高層マンションさて、先ほど利回りについて若干触れました。利回りとはどれだけの利益が見込めるかのものであると。そのため投資者はこの利回りを重視する人が多いです。当然ですね。投資をする以上、利益を得なければ話になりません。この数字が多ければ多いほど、リターンが多くなるのですから。しかしだからといってこの利回りばかりを見てしまい、思わぬ落とし穴にはまってしまうことがあり得ます。いったいどういったものがあるのでしょうか。

不動産屋さんに行って色々な物件を見ていきます。そして提示されている物件には色々な情報があり、利回りも書かれている事でしょう。でもそれは表面利回り、あるいは想定利回りと呼ばれるものです。想定利回りは計算上の利回りであり、設定されている購入金額や家賃から導き出された数値でしかありません。先ほど計算の方で触れたものを挙げますと、購入金額が1800万円、年間家賃収入が102万円です。この場合は5.6%ということになります。普通の利回りに見えますね。

仮に購入金額が3000万円、年間家賃収入が1200万円とすると、表面利回りは40%。こんなものを見せられたら「なんてこった」とか、「すごーい!」とか思ってしまいますよね。利回りだけを重視する人からすればとんでもない金のなる木にしか見えません。それが落とし穴にはまる人の思考です。

落ち着いて物件情報を見てみましょう。この物件は3LDKの部屋が10室あり、1部屋の家賃が10万円ということが書かれているようです。落とし穴を回避するためにはこの物件だけでなく、周辺の物件についても目を向けていかなければなりません。すると同じ3LDKで家賃が8万円だったり、6万円だったりする物件があるようです。これがこの地域における3LDKの相場のようです。となると人の心理的には、わざわざ10万円の部屋にいくより、8万円や6万円の部屋を選ぶものではないでしょうか。すると入居者が現れず、40%の利回りを実現させる家賃収入が見込めないということになるのです。

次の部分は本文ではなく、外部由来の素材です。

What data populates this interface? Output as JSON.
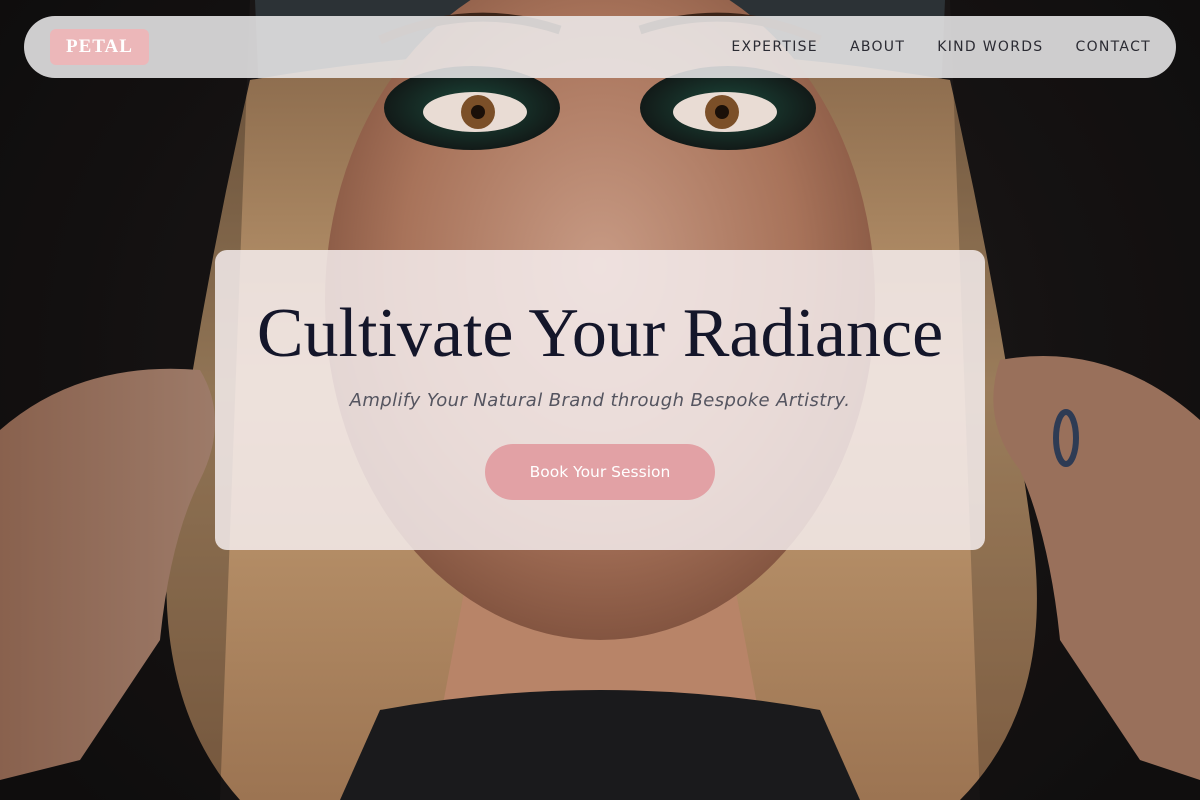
{
  "brand": {
    "logo_text": "PETAL"
  },
  "nav": {
    "links": [
      {
        "label": "EXPERTISE"
      },
      {
        "label": "ABOUT"
      },
      {
        "label": "KIND WORDS"
      },
      {
        "label": "CONTACT"
      }
    ]
  },
  "hero": {
    "title": "Cultivate Your Radiance",
    "subtitle": "Amplify Your Natural Brand through Bespoke Artistry.",
    "cta_label": "Book Your Session"
  },
  "colors": {
    "accent_pink": "#e2a1a5",
    "logo_pink": "#ecb7b9",
    "title_navy": "#14162a",
    "backdrop_dark": "#1b1818"
  }
}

このように表面利回り、つまりは目先の利益だけで判断してしまうと大きな失敗をしかねません。家賃の設定はあとでどうにでもなります。売る側が1部屋10万円で募集しているから利回りは40%だと書いても、計算するとそうなってしまうのだから表示する分には問題はないのです。不動産屋さんに行って見せられたものだけを信じてはいけません。周辺相場と照らし合わせ、本当に問題はないのか、あるいは必要経費がどれくらいかかるのかなどをチェックして、初めて本当の実質利回りが見えてきます。金のなる木を見上げるばかりで落とし穴にはまらないよう、情報収集を怠らないようにしましょう。